This invention relates generally as indicated to a centrifugal pump especially suited for use in pumping aircraft fuels and the like wherein the incoming fuel mixtures have a high ratio of fuel vapor and/or air and liquid fuel, termed V/L herein, and the fuel is delivered as a liquid fuel under pressure.
Aircraft fuels normally contain a certain amount of dissolved air which evolves when the pressure in the fuel tanks is lowered as may occur with increasing aircraft altitudes. The fuel is generally supplied to the engines of the aircraft by an engine driven, positive displacement pump, and in most cases the fuel tanks are far removed from and located well below the engine driven pump, whereby the fuel flow from the tank to the engine driven pump encounters additional pressure drop due to line resistance and change in height from the tank to the engine driven pump, producing relatively low pressure at the pump inlet. This low pressure at the pump inlet results in separation of the air dissolved in the fuel and partial evaporation of the fuel, creating a mixture of vapor and liquid. Also, the varying environment in which the aircraft operates may cause the fuel in the tanks to vary in temperature over a wide range from -65.degree. F. to +135.degree. F. or more, and higher fuel temperatures along with low fuel pressures result in additional fuel vaporization, which makes it difficult to deliver liquid fuel from the tanks to the aircraft engines at the required flow rates and pressure. The pump must recompress the incoming vapor and also add energy to the incoming fluid to deliver all liquid fuel at the pressure required by the fuel system components downstream of the pump.

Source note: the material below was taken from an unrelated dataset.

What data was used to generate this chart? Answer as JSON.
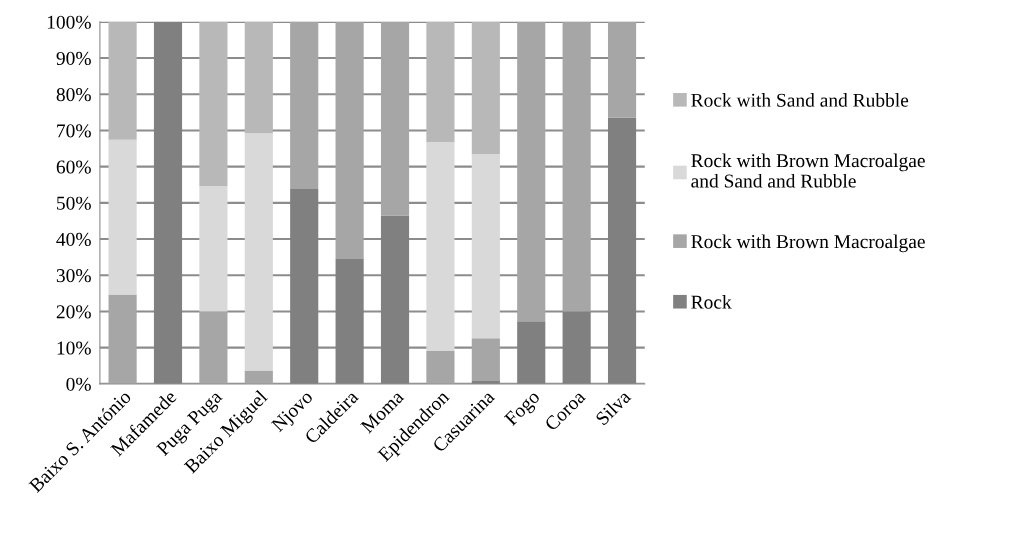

Heretofore, various pump designs have been used for handling incoming fuels with a vapor to liquid ratio of up to 0.45, but when the V/L ratio exceeds 0.45, most pumps cannot operate without unacceptable loss in the delivered flow and pressure. Typical of the types of pumps which have been successfully used to pump fuels with up to 0.45 V/L ratio are centrifugal pumps where a portion of the vapor is returned back to the fuel tank; inducer type centrifugal impellers and jet pumps which have relatively good vapor handling capabilities; and positive displacement pumps with large bypass flow under normal operation used to make up for the incoming vapor. As the V/L ratio of the incoming fuels increases, however, these various pumps start to cavitate, resulting in a substantial drop in the delivered flow and/or pressure performance of the pumps below desired operating levels.
Cavitation of the engine driven pumps can be avoided as by pressurizing the fuel tanks or by utilizing a tank mounted boost pump to provide the desired fuel pressure at the inlet to the engine driven pump. However, in this arrangement, the pressure of the fuel in the line from the tank to the engine driven pump is higher than ambient, which is undesirable since if the line from the tank to the engine driven pump is punctured or ruptured in any way, the fuel will leak from the line creating a serious fire hazard.
Such higher pressure in the line from the tank to the engine driven pump can be kept to a minimum by mounting the boost pump closer to the engine driven pump, but that requires that the boost pump be capable of operation with a lower inlet pressure or higher V/L ratio of the fuel entering the boost pump than in the case of the tank mounted condition due to the additional pressure loss created in the line from the tank as a result of frictional losses and change in height from the tank.